And therefore, self-consumption becomes the norm in Germany. No one thinks about exporting solar, right? And that have an 80% attach there. This is going in the same direction, going in the same direction. In Germany, you have grid-tied batteries because power doesn’t go out there much. It goes out maybe once a year. We have grid tied battery. Grid tied batteries means you the installation is simpler, and it is cheaper. I’m not sure whether California will go in that direction. Time will tell because we do have some color. We do have resilience issues as well. But I am sure markets will evolve a little in that direction, too. So bottom line, we are incredibly optimistic. We got the right batteries for it with the third-generation battery.
We got the modularity, which I think will start becoming popular. Grid tied may become popular, but we will be ready to do either grid tied or off grid, on grid with backup. The things that are looking, we like NEM 3.0. Of course, we didn’t like the fact the step down happened right away. But I think in the long-term, it’s an okay decision.

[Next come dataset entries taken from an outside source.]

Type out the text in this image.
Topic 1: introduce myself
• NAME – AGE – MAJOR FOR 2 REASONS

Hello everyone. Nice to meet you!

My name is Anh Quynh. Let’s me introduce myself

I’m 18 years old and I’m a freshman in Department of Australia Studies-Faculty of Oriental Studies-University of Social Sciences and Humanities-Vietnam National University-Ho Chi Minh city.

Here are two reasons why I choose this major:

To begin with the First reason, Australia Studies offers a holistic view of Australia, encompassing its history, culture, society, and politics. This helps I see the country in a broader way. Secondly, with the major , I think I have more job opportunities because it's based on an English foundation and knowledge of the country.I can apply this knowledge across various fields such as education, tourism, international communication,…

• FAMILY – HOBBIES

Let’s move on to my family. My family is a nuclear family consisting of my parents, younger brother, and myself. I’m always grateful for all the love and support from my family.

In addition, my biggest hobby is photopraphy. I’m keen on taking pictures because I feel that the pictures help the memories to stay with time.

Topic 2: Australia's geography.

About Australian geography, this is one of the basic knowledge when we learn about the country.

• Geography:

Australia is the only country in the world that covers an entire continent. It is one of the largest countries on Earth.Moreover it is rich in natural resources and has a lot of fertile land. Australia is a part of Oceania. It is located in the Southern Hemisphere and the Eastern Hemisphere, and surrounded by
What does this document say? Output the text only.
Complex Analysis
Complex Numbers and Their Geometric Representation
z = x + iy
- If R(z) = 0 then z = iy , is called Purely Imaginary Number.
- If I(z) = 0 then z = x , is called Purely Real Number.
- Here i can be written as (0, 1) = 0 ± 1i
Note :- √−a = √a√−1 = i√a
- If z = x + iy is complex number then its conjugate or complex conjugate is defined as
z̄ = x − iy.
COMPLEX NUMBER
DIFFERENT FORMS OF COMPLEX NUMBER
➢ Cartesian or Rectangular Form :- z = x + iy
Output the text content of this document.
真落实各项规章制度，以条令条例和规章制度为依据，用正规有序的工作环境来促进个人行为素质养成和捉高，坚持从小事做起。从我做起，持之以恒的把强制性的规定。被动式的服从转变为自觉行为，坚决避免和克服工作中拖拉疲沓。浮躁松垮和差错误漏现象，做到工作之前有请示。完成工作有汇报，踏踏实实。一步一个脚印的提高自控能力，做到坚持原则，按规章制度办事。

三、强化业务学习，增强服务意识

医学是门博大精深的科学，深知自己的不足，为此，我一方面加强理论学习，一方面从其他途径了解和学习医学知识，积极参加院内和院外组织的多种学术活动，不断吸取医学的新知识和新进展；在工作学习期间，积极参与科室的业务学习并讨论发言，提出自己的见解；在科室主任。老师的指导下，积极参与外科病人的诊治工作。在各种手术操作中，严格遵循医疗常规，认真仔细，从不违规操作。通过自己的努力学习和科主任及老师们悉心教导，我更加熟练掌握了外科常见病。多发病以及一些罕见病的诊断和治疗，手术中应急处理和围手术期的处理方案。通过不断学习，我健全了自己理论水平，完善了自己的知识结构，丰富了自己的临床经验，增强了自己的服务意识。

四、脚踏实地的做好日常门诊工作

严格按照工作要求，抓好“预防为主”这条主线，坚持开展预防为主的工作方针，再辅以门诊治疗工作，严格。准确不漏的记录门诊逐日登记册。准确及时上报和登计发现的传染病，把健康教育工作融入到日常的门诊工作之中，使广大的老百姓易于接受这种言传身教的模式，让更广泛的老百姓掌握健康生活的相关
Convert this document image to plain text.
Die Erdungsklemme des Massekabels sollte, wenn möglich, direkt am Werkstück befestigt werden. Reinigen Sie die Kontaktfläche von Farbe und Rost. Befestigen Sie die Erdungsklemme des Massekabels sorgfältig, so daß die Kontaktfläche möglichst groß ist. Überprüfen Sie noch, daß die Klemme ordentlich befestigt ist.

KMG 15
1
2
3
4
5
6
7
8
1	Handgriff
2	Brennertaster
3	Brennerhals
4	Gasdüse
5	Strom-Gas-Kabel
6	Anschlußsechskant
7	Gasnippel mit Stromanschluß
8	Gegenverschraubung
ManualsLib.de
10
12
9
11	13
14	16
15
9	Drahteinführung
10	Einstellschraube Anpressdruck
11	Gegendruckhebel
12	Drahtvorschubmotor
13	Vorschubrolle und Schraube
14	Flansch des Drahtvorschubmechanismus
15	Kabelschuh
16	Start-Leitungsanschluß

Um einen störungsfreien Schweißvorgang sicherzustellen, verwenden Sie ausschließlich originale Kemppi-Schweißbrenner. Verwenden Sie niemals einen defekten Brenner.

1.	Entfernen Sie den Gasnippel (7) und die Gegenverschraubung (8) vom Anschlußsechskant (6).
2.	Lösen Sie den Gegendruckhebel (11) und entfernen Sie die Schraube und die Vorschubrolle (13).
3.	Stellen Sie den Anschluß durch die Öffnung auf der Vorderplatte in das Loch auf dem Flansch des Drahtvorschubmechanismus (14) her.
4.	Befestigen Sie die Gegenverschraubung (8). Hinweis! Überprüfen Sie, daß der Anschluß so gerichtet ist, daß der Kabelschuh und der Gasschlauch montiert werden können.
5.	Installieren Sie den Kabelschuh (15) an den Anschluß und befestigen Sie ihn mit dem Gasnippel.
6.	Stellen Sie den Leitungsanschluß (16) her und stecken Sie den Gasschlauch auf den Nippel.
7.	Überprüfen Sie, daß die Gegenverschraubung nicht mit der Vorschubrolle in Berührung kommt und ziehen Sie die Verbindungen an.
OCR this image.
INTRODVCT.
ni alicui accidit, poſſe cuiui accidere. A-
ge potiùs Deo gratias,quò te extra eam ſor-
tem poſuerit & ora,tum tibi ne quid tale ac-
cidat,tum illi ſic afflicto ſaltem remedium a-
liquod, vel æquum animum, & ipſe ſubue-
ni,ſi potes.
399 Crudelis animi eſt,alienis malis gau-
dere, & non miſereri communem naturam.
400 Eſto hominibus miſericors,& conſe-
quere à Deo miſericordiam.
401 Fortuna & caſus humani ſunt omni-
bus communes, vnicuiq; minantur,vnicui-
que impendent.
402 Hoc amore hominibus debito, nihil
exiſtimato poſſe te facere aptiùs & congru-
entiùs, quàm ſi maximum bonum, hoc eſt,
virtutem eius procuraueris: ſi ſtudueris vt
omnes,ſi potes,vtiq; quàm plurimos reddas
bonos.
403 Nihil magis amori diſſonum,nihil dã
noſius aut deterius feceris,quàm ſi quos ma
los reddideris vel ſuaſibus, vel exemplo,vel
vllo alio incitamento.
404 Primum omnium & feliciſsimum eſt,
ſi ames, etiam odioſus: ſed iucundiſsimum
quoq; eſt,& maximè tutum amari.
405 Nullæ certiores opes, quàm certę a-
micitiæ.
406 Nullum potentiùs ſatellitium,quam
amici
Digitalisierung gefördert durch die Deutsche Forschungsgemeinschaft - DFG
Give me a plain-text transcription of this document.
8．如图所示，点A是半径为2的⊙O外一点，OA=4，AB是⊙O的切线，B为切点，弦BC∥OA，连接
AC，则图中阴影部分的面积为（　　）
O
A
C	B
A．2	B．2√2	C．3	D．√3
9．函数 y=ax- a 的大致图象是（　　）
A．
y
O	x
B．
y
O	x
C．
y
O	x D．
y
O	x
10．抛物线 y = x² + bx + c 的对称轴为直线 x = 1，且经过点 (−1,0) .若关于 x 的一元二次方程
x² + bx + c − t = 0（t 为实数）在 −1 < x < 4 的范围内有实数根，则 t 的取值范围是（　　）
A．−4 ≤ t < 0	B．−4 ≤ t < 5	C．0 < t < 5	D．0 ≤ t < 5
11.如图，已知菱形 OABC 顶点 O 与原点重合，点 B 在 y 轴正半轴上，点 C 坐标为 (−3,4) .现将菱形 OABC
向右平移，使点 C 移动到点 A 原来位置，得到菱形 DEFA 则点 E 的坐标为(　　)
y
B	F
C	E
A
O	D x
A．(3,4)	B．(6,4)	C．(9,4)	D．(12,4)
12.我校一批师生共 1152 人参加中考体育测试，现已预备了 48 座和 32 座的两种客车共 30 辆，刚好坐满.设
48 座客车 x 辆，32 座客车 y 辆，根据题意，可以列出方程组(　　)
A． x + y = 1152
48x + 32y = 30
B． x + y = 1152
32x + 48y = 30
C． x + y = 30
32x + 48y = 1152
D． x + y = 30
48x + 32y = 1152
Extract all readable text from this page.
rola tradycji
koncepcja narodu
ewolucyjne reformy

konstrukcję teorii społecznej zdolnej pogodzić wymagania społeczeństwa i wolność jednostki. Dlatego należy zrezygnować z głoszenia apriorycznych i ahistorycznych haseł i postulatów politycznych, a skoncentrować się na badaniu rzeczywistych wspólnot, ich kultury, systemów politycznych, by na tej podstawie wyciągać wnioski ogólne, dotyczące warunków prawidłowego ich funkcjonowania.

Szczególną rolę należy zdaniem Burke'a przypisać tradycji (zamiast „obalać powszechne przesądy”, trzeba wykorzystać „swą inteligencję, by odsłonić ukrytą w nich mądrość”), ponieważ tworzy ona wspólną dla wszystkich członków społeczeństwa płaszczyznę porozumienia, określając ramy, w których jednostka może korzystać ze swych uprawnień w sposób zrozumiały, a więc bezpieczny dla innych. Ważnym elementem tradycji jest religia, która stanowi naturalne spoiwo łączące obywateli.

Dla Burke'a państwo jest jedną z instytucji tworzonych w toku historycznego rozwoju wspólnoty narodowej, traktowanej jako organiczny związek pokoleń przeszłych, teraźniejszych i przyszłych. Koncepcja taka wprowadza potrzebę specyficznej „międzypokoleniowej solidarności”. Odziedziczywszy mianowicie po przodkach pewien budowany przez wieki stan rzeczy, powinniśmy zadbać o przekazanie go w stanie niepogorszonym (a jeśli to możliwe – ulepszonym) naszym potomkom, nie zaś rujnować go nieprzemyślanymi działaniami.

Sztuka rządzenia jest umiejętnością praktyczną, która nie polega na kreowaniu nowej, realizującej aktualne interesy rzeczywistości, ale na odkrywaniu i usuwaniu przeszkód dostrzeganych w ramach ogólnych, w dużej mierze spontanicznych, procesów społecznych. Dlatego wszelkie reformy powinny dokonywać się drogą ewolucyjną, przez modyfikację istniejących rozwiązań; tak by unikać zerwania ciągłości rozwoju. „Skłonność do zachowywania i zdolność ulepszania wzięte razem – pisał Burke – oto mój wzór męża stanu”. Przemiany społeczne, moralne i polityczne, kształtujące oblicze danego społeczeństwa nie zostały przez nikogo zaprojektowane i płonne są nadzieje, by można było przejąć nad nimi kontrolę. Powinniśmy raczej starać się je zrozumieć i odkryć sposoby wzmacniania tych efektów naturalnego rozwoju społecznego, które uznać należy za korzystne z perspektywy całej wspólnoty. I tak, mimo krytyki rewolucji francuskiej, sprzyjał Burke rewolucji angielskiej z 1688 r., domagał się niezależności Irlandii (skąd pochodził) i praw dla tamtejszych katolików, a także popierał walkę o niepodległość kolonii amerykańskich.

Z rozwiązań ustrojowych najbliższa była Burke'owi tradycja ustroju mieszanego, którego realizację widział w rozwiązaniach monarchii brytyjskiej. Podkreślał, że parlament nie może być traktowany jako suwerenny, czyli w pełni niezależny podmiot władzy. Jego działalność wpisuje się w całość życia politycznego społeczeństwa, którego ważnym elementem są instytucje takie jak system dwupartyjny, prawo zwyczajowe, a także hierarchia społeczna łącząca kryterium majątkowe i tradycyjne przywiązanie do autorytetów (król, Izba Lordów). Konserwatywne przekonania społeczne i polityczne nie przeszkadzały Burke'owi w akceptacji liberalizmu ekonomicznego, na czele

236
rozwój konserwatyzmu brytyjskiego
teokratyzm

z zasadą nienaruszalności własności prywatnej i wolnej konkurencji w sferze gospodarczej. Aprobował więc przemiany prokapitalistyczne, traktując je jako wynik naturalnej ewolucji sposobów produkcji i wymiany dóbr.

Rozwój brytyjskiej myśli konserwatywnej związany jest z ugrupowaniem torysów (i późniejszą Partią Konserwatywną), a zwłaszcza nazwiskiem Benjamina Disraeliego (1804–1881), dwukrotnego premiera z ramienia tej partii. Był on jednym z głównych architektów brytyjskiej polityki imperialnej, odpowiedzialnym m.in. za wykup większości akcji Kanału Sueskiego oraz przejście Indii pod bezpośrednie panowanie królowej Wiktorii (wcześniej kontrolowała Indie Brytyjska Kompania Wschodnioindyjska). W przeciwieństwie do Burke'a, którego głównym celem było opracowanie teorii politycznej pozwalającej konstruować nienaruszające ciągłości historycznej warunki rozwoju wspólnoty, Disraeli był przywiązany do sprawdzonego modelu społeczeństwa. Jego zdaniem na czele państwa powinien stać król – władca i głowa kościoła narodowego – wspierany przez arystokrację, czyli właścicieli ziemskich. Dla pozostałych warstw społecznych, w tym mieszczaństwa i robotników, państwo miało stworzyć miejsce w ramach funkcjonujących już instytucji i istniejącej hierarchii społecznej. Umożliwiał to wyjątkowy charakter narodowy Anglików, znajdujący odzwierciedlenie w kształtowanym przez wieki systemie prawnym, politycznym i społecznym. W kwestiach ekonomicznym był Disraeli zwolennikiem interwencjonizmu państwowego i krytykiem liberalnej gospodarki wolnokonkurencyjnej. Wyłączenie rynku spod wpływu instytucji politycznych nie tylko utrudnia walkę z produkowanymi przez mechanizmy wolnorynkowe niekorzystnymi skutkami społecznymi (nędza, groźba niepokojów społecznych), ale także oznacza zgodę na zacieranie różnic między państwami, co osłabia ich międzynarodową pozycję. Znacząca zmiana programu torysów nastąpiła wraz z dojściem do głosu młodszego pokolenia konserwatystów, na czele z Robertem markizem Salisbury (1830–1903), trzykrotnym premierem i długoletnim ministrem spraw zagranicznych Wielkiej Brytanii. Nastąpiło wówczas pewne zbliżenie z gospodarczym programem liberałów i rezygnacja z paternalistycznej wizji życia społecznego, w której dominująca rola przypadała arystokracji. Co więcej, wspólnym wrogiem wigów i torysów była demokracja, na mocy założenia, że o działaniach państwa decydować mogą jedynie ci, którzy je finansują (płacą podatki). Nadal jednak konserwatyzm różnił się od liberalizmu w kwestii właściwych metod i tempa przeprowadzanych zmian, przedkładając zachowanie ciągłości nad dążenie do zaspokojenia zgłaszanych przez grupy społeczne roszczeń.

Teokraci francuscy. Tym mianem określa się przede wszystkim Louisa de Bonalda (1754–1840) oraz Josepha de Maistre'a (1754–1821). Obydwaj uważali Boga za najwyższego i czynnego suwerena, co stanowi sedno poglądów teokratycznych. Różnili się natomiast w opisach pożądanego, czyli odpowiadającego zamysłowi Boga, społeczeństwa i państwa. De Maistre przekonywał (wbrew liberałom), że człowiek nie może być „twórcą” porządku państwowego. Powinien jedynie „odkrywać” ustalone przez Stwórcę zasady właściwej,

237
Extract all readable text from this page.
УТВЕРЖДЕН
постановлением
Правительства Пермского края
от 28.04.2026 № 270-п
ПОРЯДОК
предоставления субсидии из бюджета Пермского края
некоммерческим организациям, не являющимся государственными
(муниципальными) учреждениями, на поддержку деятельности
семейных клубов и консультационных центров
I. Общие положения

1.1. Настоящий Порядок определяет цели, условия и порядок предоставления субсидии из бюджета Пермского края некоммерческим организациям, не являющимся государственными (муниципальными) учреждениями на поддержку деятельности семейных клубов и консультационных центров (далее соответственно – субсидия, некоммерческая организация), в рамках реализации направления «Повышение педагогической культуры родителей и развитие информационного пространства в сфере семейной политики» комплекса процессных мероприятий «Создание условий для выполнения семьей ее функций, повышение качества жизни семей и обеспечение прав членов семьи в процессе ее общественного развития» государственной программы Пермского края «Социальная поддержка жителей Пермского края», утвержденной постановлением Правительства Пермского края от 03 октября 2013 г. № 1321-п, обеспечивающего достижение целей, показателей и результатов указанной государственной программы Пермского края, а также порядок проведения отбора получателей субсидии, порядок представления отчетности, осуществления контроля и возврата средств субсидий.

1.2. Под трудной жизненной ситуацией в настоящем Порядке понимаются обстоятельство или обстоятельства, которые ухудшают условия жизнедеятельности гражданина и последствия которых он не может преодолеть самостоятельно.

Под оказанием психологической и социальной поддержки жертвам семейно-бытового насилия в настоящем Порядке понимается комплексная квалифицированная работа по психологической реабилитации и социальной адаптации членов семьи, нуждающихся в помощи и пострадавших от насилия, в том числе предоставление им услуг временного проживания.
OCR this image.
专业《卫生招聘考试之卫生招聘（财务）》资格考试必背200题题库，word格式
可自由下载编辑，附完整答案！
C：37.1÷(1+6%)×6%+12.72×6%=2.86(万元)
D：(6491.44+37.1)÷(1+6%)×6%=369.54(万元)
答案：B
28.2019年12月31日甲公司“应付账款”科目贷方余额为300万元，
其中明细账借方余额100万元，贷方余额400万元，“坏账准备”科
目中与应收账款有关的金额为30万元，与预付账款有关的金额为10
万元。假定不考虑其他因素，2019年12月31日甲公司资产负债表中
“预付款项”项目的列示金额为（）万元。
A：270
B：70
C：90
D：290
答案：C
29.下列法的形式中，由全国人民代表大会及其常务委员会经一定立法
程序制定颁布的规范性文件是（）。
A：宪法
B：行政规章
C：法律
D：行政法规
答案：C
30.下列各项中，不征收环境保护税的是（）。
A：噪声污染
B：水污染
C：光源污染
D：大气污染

Raghu Belur: One more I will make one more comment to what Badri said. Obviously, the battery is the third generation of our battery is uniquely valuable for in this NEM 3 environment. But in addition, it’s also the optimization engine that we will be running, right. The engine has to in near real time, every hour make a decision on whether it is charging the battery, discharging the battery, managing the load, etcetera. All of that energy management engine becomes extremely valuable and extremely critical. It all begins with the design engine itself. What we have mentioned this, as Badri mentioned it in his script, that design engine, the engine that you run in order to design the system is actually the same engine that you run to actually operate the system.
And so bringing those two pieces together is extremely critical and extremely valuable. And that’s what we are spending a lot of time optimizing our engine and building up the design as well as the operation. And that it starts with the battery and it that software is becoming extremely critical.
Brian Lee: Yes. No, I appreciate the color. Maybe two quick follow-ups. So, the long-term thesis I get, I guess on a shorter to medium-term basis, as you mentioned, Badri, the change is immediate and the industry is still trying to figure it out. So, are you I guess what are you hearing from installers? Are they ready to convert customers, up-sell customers to batteries starting as early as the second half, or are we going to have pretty meaningful friction here until the market figures out the new rules and I guess some of the macro uncertainty, which you even alluded to earlier kind of settles out. And then secondly, if I just look at your numbers, battery volumes for your shipment guidance in Q1 will be down year-on-year for the first time since you guys started breaking that out.
So, batteries all of a sudden don’t look like they are growing for you. What should we be thinking about for the next few quarters into the back half? Like does NEM 3.0 drive growth again, or is this a sort of more uncertain period of battery growth at least in the next couple of quarters until, again, the market kind of figures it out.